The Ministry of Labor is responsible for enforcing child labor laws, but enforcement was hindered by insufficient human resources. During the year FOREM implemented a public awareness campaign to encourage children to remain in school until 16 years of age, rather than participating in the workforce. Roughly 300,000 students drop out of school annually to join the workforce, according to FOREM.
e. Acceptable Conditions of Work
The national minimum wage of 15,000 dinars (approximately $203) per month did not provide a decent standard of living for a worker and family. The minimum wage was raised to this level in 2009 by a tripartite social pact between business, government, and labor. Autonomous unions, which were not included in tripartite talks, reported the increase was inadequate and would not affect the majority of workers who already earn more than the minimum wage. The previous tripartite negotiation occurred in 2006 and established a minimum wage of 12,000 dinars (approximately $163). Ministry of Labor inspectors were responsible for ensuring compliance with the minimum wage regulation; however, enforcement remained inconsistent.

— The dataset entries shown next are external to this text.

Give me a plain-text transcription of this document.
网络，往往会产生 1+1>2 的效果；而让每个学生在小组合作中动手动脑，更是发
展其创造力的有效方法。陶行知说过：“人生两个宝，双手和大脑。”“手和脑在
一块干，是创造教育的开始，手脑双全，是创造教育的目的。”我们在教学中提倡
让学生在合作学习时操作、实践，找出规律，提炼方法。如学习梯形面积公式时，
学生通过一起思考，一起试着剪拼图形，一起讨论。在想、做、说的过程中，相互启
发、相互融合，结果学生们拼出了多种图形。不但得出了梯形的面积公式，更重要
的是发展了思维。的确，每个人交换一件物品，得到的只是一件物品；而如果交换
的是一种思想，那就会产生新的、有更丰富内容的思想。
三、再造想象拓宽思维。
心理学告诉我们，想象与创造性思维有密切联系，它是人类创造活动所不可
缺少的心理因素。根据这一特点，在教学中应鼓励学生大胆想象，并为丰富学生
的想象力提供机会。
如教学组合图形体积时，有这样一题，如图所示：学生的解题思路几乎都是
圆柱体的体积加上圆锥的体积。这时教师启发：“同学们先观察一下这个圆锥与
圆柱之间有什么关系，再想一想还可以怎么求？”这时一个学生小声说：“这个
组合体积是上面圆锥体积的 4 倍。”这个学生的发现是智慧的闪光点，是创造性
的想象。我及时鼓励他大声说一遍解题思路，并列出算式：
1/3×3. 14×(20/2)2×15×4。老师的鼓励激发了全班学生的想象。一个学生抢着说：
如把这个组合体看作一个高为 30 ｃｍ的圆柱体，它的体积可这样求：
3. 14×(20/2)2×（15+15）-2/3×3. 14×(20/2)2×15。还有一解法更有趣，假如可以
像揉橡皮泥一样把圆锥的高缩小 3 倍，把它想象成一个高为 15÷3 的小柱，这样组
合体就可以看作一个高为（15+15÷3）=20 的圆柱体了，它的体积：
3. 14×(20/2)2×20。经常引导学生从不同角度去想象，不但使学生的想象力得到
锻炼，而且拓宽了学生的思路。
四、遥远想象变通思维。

The standard workweek was 37.5 hours included one 10-minute break and one hour for lunch per day. Employees who worked longer than the standard workweek received premium pay on a sliding scale from time-and-a-half to double-time, depending on whether the overtime was worked on a normal workday, a weekend, or a holiday. In general the Ministry of Labor effectively enforced these labor standards, particularly in the civil service and in public sector companies; however, enforcement was less efficient in the private sector because of low union density.
The law contains occupational health and safety standards, but Ministry of Labor inspectors did not enforce these regulations effectively. There were no reports of workers being dismissed for removing themselves from hazardous working conditions. If workers face such conditions, they reserve the right to renegotiate their contract or, failing that, resort to the courts. While this legal mechanism exists, the high demand for employment in the country gave an advantage to employers seeking to exploit employees. Economic migrants from sub-Saharan Africa and elsewhere working in the country without legal immigration status were not protected by the country's labor standards, making them vulnerable to exploitation. Labor law does not adequately cover migrant workers.